The National Security Agency’s program to gain access to and analyze phone data traces back to its bulk collection of American calling records as part of the post-9/11 Stellarwind program. Originally based on purported executive power, it eventually gained the blessing of the national security court using a disputed interpretation of Section 215.

That program was revealed by the intelligence contractor Edward J. Snowden in 2013, leading Congress to enact the Freedom Act to end bulk collection of call records under Section 215, although the F.B.I. has continued to use that law for individualized collection of business records. The Freedom Act also created a replacement system for the National Security Agency to gain access to and analyze Americans’ calling records that would instead be held by phone companies.

Another newly disclosed inspector general report, written in 2016 and also obtained by the A.C.L.U., showed that even though intelligence officials frequently asserted during the post-Snowden debate that the program was vital, the National Security Agency never developed metrics to measure the value of the information it had gathered under the Section 215-era program. It also developed no metrics to assess the replacement Freedom Act system, the report said.

During the post-Snowden debate, privacy advocates seized on the revelation that the call records program had never thwarted a terrorist attack. Intelligence officials argued that it was nevertheless valuable.

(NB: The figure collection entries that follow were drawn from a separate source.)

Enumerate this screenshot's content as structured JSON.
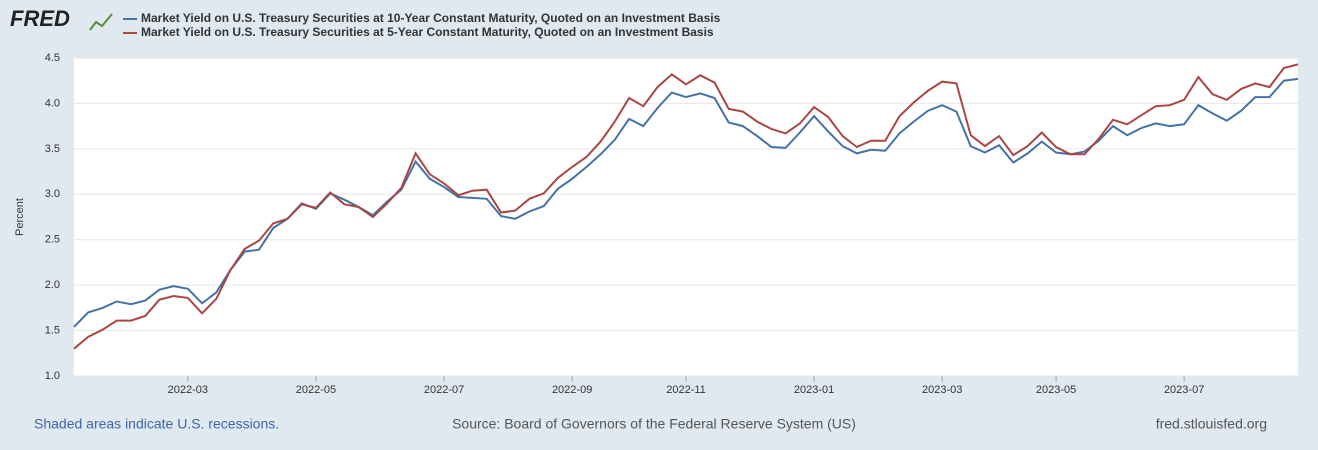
{
  "brand": "FRED",
  "footer": {
    "left": "Shaded areas indicate U.S. recessions.",
    "center": "Source: Board of Governors of the Federal Reserve System (US)",
    "right": "fred.stlouisfed.org"
  },
  "chart_data": {
    "type": "line",
    "ylabel": "Percent",
    "ylim": [
      1,
      4.5
    ],
    "yticks": [
      {
        "value": 1,
        "label": "1.0"
      },
      1.5,
      {
        "value": 2,
        "label": "2.0"
      },
      2.5,
      {
        "value": 3,
        "label": "3.0"
      },
      3.5,
      {
        "value": 4,
        "label": "4.0"
      },
      4.5
    ],
    "grid": true,
    "legend": "top-left",
    "categories": [
      null,
      null,
      null,
      null,
      null,
      null,
      null,
      null,
      "2022-03",
      null,
      null,
      null,
      null,
      null,
      null,
      null,
      null,
      "2022-05",
      null,
      null,
      null,
      null,
      null,
      null,
      null,
      null,
      "2022-07",
      null,
      null,
      null,
      null,
      null,
      null,
      null,
      null,
      "2022-09",
      null,
      null,
      null,
      null,
      null,
      null,
      null,
      "2022-11",
      null,
      null,
      null,
      null,
      null,
      null,
      null,
      null,
      "2023-01",
      null,
      null,
      null,
      null,
      null,
      null,
      null,
      null,
      "2023-03",
      null,
      null,
      null,
      null,
      null,
      null,
      null,
      "2023-05",
      null,
      null,
      null,
      null,
      null,
      null,
      null,
      null,
      "2023-07",
      null,
      null,
      null,
      null,
      null,
      null,
      null,
      null
    ],
    "series": [
      {
        "name": "Market Yield on U.S. Treasury Securities at 10-Year Constant Maturity, Quoted on an Investment Basis",
        "color": "#4572a7",
        "values": [
          1.54,
          1.7,
          1.75,
          1.82,
          1.79,
          1.83,
          1.95,
          1.99,
          1.96,
          1.8,
          1.92,
          2.17,
          2.37,
          2.39,
          2.63,
          2.73,
          2.9,
          2.84,
          3.01,
          2.94,
          2.86,
          2.77,
          2.92,
          3.05,
          3.36,
          3.17,
          3.08,
          2.97,
          2.96,
          2.95,
          2.76,
          2.73,
          2.81,
          2.87,
          3.06,
          3.17,
          3.3,
          3.44,
          3.6,
          3.83,
          3.75,
          3.95,
          4.12,
          4.07,
          4.11,
          4.06,
          3.79,
          3.75,
          3.64,
          3.52,
          3.51,
          3.68,
          3.86,
          3.69,
          3.53,
          3.45,
          3.49,
          3.48,
          3.67,
          3.8,
          3.92,
          3.98,
          3.91,
          3.53,
          3.46,
          3.54,
          3.35,
          3.45,
          3.58,
          3.46,
          3.44,
          3.47,
          3.59,
          3.75,
          3.65,
          3.73,
          3.78,
          3.75,
          3.77,
          3.98,
          3.89,
          3.81,
          3.92,
          4.07,
          4.07,
          4.25,
          4.27
        ]
      },
      {
        "name": "Market Yield on U.S. Treasury Securities at 5-Year Constant Maturity, Quoted on an Investment Basis",
        "color": "#aa4643",
        "values": [
          1.3,
          1.43,
          1.51,
          1.61,
          1.61,
          1.66,
          1.84,
          1.88,
          1.86,
          1.69,
          1.85,
          2.17,
          2.4,
          2.49,
          2.68,
          2.73,
          2.89,
          2.85,
          3.02,
          2.89,
          2.86,
          2.75,
          2.9,
          3.07,
          3.45,
          3.22,
          3.12,
          2.99,
          3.04,
          3.05,
          2.8,
          2.82,
          2.95,
          3.01,
          3.18,
          3.3,
          3.41,
          3.58,
          3.8,
          4.06,
          3.97,
          4.18,
          4.32,
          4.21,
          4.31,
          4.23,
          3.94,
          3.91,
          3.8,
          3.72,
          3.67,
          3.78,
          3.96,
          3.85,
          3.64,
          3.52,
          3.59,
          3.59,
          3.86,
          4.01,
          4.14,
          4.24,
          4.22,
          3.65,
          3.53,
          3.64,
          3.43,
          3.53,
          3.68,
          3.52,
          3.44,
          3.44,
          3.61,
          3.82,
          3.77,
          3.87,
          3.97,
          3.98,
          4.04,
          4.29,
          4.1,
          4.04,
          4.16,
          4.22,
          4.18,
          4.39,
          4.43
        ]
      }
    ]
  }
}
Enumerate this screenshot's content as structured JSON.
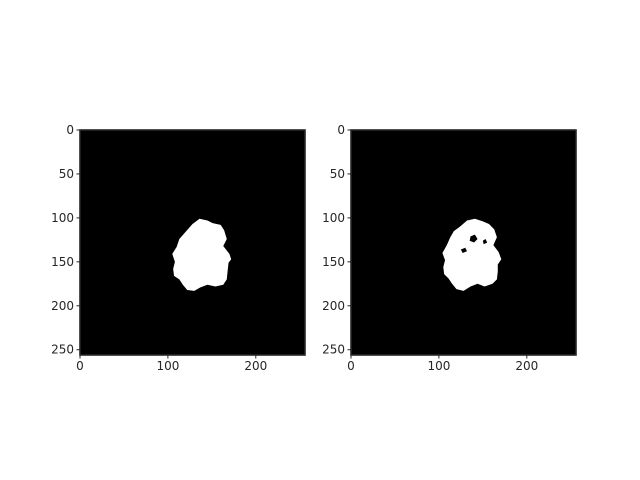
{
  "chart_data": [
    {
      "type": "image",
      "title": "",
      "xlabel": "",
      "ylabel": "",
      "image_size": [
        256,
        256
      ],
      "xlim": [
        0,
        256
      ],
      "ylim": [
        256,
        0
      ],
      "xticks": [
        0,
        100,
        200
      ],
      "yticks": [
        0,
        50,
        100,
        150,
        200,
        250
      ],
      "xtick_labels": [
        "0",
        "100",
        "200"
      ],
      "ytick_labels": [
        "0",
        "50",
        "100",
        "150",
        "200",
        "250"
      ],
      "colormap": "gray",
      "background_color": "#000000",
      "foreground_color": "#ffffff",
      "mask_region": {
        "x_range": [
          104,
          173
        ],
        "y_range": [
          101,
          183
        ],
        "outline": [
          [
            128,
            107
          ],
          [
            136,
            101
          ],
          [
            145,
            103
          ],
          [
            151,
            106
          ],
          [
            160,
            108
          ],
          [
            164,
            114
          ],
          [
            167,
            124
          ],
          [
            163,
            132
          ],
          [
            170,
            141
          ],
          [
            172,
            147
          ],
          [
            169,
            151
          ],
          [
            168,
            160
          ],
          [
            167,
            170
          ],
          [
            163,
            176
          ],
          [
            154,
            178
          ],
          [
            145,
            176
          ],
          [
            137,
            179
          ],
          [
            130,
            183
          ],
          [
            122,
            182
          ],
          [
            117,
            176
          ],
          [
            113,
            170
          ],
          [
            107,
            166
          ],
          [
            106,
            158
          ],
          [
            108,
            150
          ],
          [
            105,
            141
          ],
          [
            110,
            133
          ],
          [
            113,
            124
          ],
          [
            120,
            116
          ]
        ],
        "holes": []
      }
    },
    {
      "type": "image",
      "title": "",
      "xlabel": "",
      "ylabel": "",
      "image_size": [
        256,
        256
      ],
      "xlim": [
        0,
        256
      ],
      "ylim": [
        256,
        0
      ],
      "xticks": [
        0,
        100,
        200
      ],
      "yticks": [
        0,
        50,
        100,
        150,
        200,
        250
      ],
      "xtick_labels": [
        "0",
        "100",
        "200"
      ],
      "ytick_labels": [
        "0",
        "50",
        "100",
        "150",
        "200",
        "250"
      ],
      "colormap": "gray",
      "background_color": "#000000",
      "foreground_color": "#ffffff",
      "mask_region": {
        "x_range": [
          104,
          173
        ],
        "y_range": [
          101,
          183
        ],
        "outline": [
          [
            124,
            110
          ],
          [
            132,
            103
          ],
          [
            141,
            101
          ],
          [
            150,
            104
          ],
          [
            157,
            107
          ],
          [
            163,
            113
          ],
          [
            166,
            122
          ],
          [
            162,
            131
          ],
          [
            168,
            139
          ],
          [
            171,
            147
          ],
          [
            167,
            153
          ],
          [
            167,
            161
          ],
          [
            166,
            170
          ],
          [
            161,
            175
          ],
          [
            152,
            178
          ],
          [
            144,
            175
          ],
          [
            136,
            178
          ],
          [
            128,
            183
          ],
          [
            120,
            181
          ],
          [
            115,
            175
          ],
          [
            111,
            169
          ],
          [
            106,
            164
          ],
          [
            105,
            156
          ],
          [
            107,
            148
          ],
          [
            104,
            140
          ],
          [
            109,
            131
          ],
          [
            113,
            122
          ],
          [
            117,
            115
          ]
        ],
        "holes": [
          [
            [
              136,
              121
            ],
            [
              141,
              119
            ],
            [
              144,
              124
            ],
            [
              140,
              128
            ],
            [
              135,
              126
            ]
          ],
          [
            [
              125,
              136
            ],
            [
              130,
              134
            ],
            [
              132,
              138
            ],
            [
              127,
              140
            ]
          ],
          [
            [
              150,
              126
            ],
            [
              153,
              124
            ],
            [
              155,
              128
            ],
            [
              151,
              130
            ]
          ]
        ]
      }
    }
  ]
}
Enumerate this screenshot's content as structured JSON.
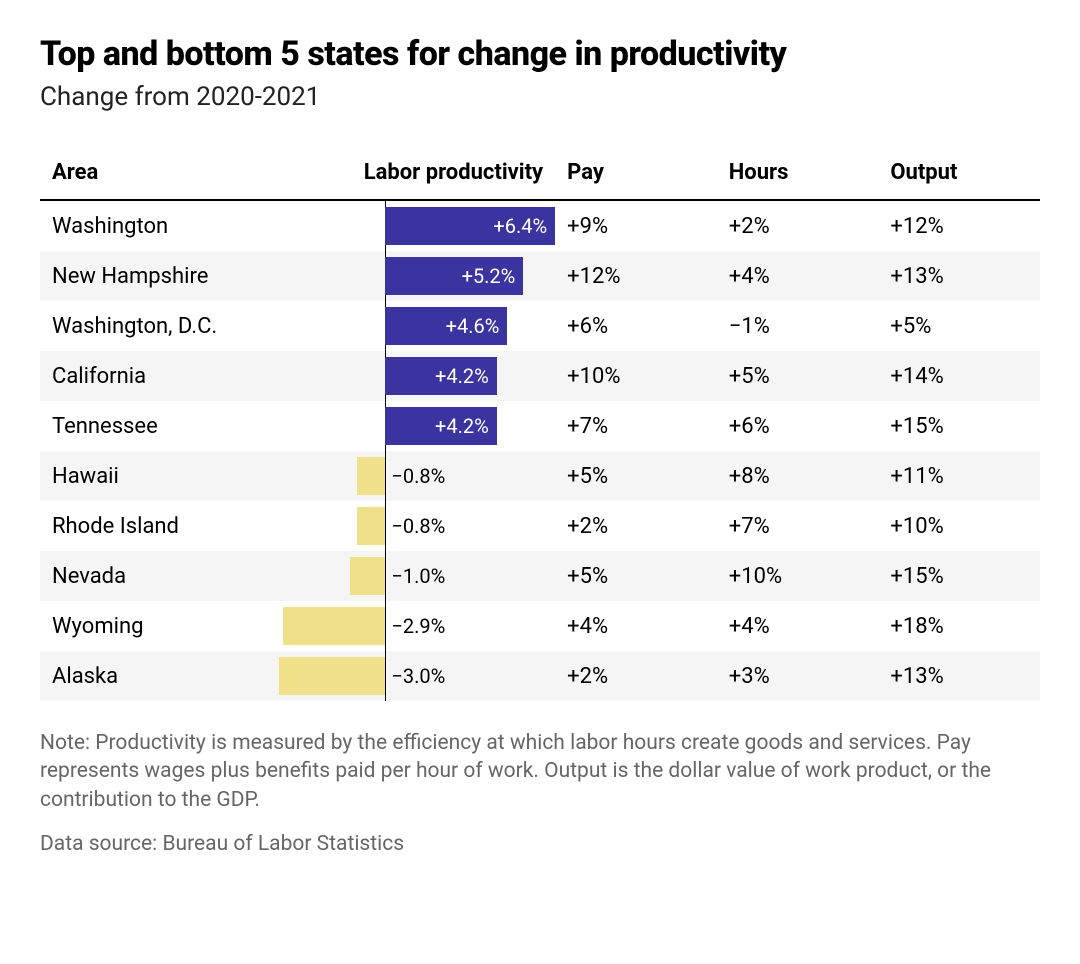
{
  "title": "Top and bottom 5 states for change in productivity",
  "subtitle": "Change from 2020-2021",
  "columns": {
    "area": "Area",
    "productivity": "Labor productivity",
    "pay": "Pay",
    "hours": "Hours",
    "output": "Output"
  },
  "chart": {
    "type": "bar-with-table",
    "axis_center_fraction": 0.4,
    "max_abs_value": 6.4,
    "bar_positive_color": "#3a33a0",
    "bar_negative_color": "#f0e08a",
    "bar_label_inside_color": "#ffffff",
    "bar_label_outside_color": "#000000",
    "row_stripe_colors": [
      "#ffffff",
      "#f5f5f5"
    ],
    "axis_line_color": "#000000",
    "title_fontsize": 34,
    "subtitle_fontsize": 26,
    "header_fontsize": 22,
    "cell_fontsize": 22,
    "bar_label_fontsize": 20,
    "note_fontsize": 21
  },
  "rows": [
    {
      "area": "Washington",
      "productivity_value": 6.4,
      "productivity_label": "+6.4%",
      "pay": "+9%",
      "hours": "+2%",
      "output": "+12%"
    },
    {
      "area": "New Hampshire",
      "productivity_value": 5.2,
      "productivity_label": "+5.2%",
      "pay": "+12%",
      "hours": "+4%",
      "output": "+13%"
    },
    {
      "area": "Washington, D.C.",
      "productivity_value": 4.6,
      "productivity_label": "+4.6%",
      "pay": "+6%",
      "hours": "−1%",
      "output": "+5%"
    },
    {
      "area": "California",
      "productivity_value": 4.2,
      "productivity_label": "+4.2%",
      "pay": "+10%",
      "hours": "+5%",
      "output": "+14%"
    },
    {
      "area": "Tennessee",
      "productivity_value": 4.2,
      "productivity_label": "+4.2%",
      "pay": "+7%",
      "hours": "+6%",
      "output": "+15%"
    },
    {
      "area": "Hawaii",
      "productivity_value": -0.8,
      "productivity_label": "−0.8%",
      "pay": "+5%",
      "hours": "+8%",
      "output": "+11%"
    },
    {
      "area": "Rhode Island",
      "productivity_value": -0.8,
      "productivity_label": "−0.8%",
      "pay": "+2%",
      "hours": "+7%",
      "output": "+10%"
    },
    {
      "area": "Nevada",
      "productivity_value": -1.0,
      "productivity_label": "−1.0%",
      "pay": "+5%",
      "hours": "+10%",
      "output": "+15%"
    },
    {
      "area": "Wyoming",
      "productivity_value": -2.9,
      "productivity_label": "−2.9%",
      "pay": "+4%",
      "hours": "+4%",
      "output": "+18%"
    },
    {
      "area": "Alaska",
      "productivity_value": -3.0,
      "productivity_label": "−3.0%",
      "pay": "+2%",
      "hours": "+3%",
      "output": "+13%"
    }
  ],
  "note": "Note: Productivity is measured by the efficiency at which labor hours create goods and services. Pay represents wages plus benefits paid per hour of work. Output is the dollar value of work product, or the contribution to the GDP.",
  "source": "Data source: Bureau of Labor Statistics"
}
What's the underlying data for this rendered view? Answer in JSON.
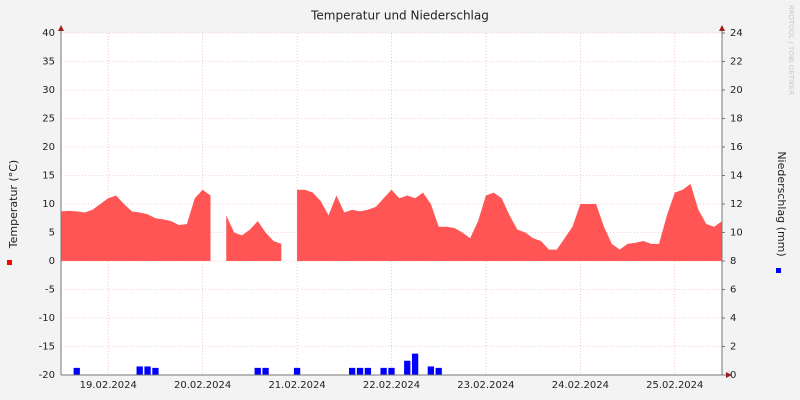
{
  "chart_data": {
    "type": "area",
    "title": "Temperatur und Niederschlag",
    "ylabel": "Temperatur (°C)",
    "y2label": "Niederschlag (mm)",
    "watermark": "RRDTOOL / TOBI OETIKER",
    "categories": [
      null,
      null,
      null,
      null,
      null,
      null,
      "19.02.2024",
      null,
      null,
      null,
      null,
      null,
      null,
      null,
      null,
      null,
      null,
      null,
      "20.02.2024",
      null,
      null,
      null,
      null,
      null,
      null,
      null,
      null,
      null,
      null,
      null,
      "21.02.2024",
      null,
      null,
      null,
      null,
      null,
      null,
      null,
      null,
      null,
      null,
      null,
      "22.02.2024",
      null,
      null,
      null,
      null,
      null,
      null,
      null,
      null,
      null,
      null,
      null,
      "23.02.2024",
      null,
      null,
      null,
      null,
      null,
      null,
      null,
      null,
      null,
      null,
      null,
      "24.02.2024",
      null,
      null,
      null,
      null,
      null,
      null,
      null,
      null,
      null,
      null,
      null,
      "25.02.2024",
      null,
      null,
      null,
      null,
      null,
      null
    ],
    "series": [
      {
        "type": "area",
        "color": "#ff5555",
        "values": [
          8.7,
          8.8,
          8.7,
          8.5,
          9,
          10,
          11,
          11.5,
          10,
          8.7,
          8.5,
          8.2,
          7.5,
          7.3,
          7,
          6.3,
          6.5,
          11,
          12.5,
          11.5,
          null,
          8,
          5,
          4.5,
          5.5,
          7,
          5,
          3.5,
          3,
          null,
          12.5,
          12.5,
          12,
          10.5,
          8,
          11.5,
          8.5,
          9,
          8.7,
          9,
          9.5,
          11,
          12.5,
          11,
          11.5,
          11,
          12,
          10,
          6,
          6,
          5.8,
          5,
          4,
          7,
          11.5,
          12,
          11,
          8,
          5.5,
          5,
          4,
          3.5,
          2,
          2,
          4,
          6,
          10,
          10,
          10,
          6,
          3,
          2,
          3,
          3.2,
          3.5,
          3,
          3,
          8,
          12,
          12.5,
          13.5,
          9,
          6.5,
          6,
          7
        ]
      },
      {
        "type": "bar",
        "axis": "y2",
        "color": "#0000ff",
        "values": [
          0,
          0,
          0.5,
          0,
          0,
          0,
          0,
          0,
          0,
          0,
          0.6,
          0.6,
          0.5,
          0,
          0,
          0,
          0,
          0,
          0,
          0,
          0,
          0,
          0,
          0,
          0,
          0.5,
          0.5,
          0,
          0,
          0,
          0.5,
          0,
          0,
          0,
          0,
          0,
          0,
          0.5,
          0.5,
          0.5,
          0,
          0.5,
          0.5,
          0,
          1,
          1.5,
          0,
          0.6,
          0.5,
          0,
          0,
          0,
          0,
          0,
          0,
          0,
          0,
          0,
          0,
          0,
          0,
          0,
          0,
          0,
          0,
          0,
          0,
          0,
          0,
          0,
          0,
          0,
          0,
          0,
          0,
          0,
          0,
          0,
          0,
          0,
          0,
          0,
          0,
          0,
          0
        ]
      }
    ],
    "ylim": [
      -20,
      40
    ],
    "yticks": [
      -20,
      -15,
      -10,
      -5,
      0,
      5,
      10,
      15,
      20,
      25,
      30,
      35,
      40
    ],
    "y2lim": [
      0,
      24
    ],
    "y2ticks": [
      0,
      2,
      4,
      6,
      8,
      10,
      12,
      14,
      16,
      18,
      20,
      22,
      24
    ],
    "grid": true
  }
}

Problems with the Freedom Act system began to come to light in spring 2018, when the National Security Agency disclosed that its database of call records linked to terrorism investigations was contaminated with unrelated calling data that it did not intend to or have legal authority to collect. The agency said it had fixed technical glitches that caused the problem, deleted hundreds of millions of records and was starting over.

The finding that the agency had failed to delete remnants of that data was also mentioned in a little-noted line of a report that the agency’s inspector general sent to Congress last spring, and that the National Security Agency published this month. The report obtained by the A.C.L.U. contained additional details.

The inspector general scrutinized whether the agency had successfully purged its collection of Americans’ calling records at the request of two senators: Rand Paul, Republican of Kentucky, and Ron Wyden, Democrat of Oregon.

Mr. Wyden also sent a letter on Tuesday to the outgoing director of national intelligence asking whether the government was still using Section 215 orders to obtain information about suspects’ location history from their cellphones, as it used to do. Mr. Wyden noted that the Supreme Court ruled last year that full warrants, which require a higher legal standard, are required for that data and that he and other members of the Senate Intelligence Committee had asked months ago for an update on the phone data program.

“Congress should not consider the reauthorization of these expansive authorities without some minimal transparency about how they impact Americans,” Mr. Wyden said in a statement.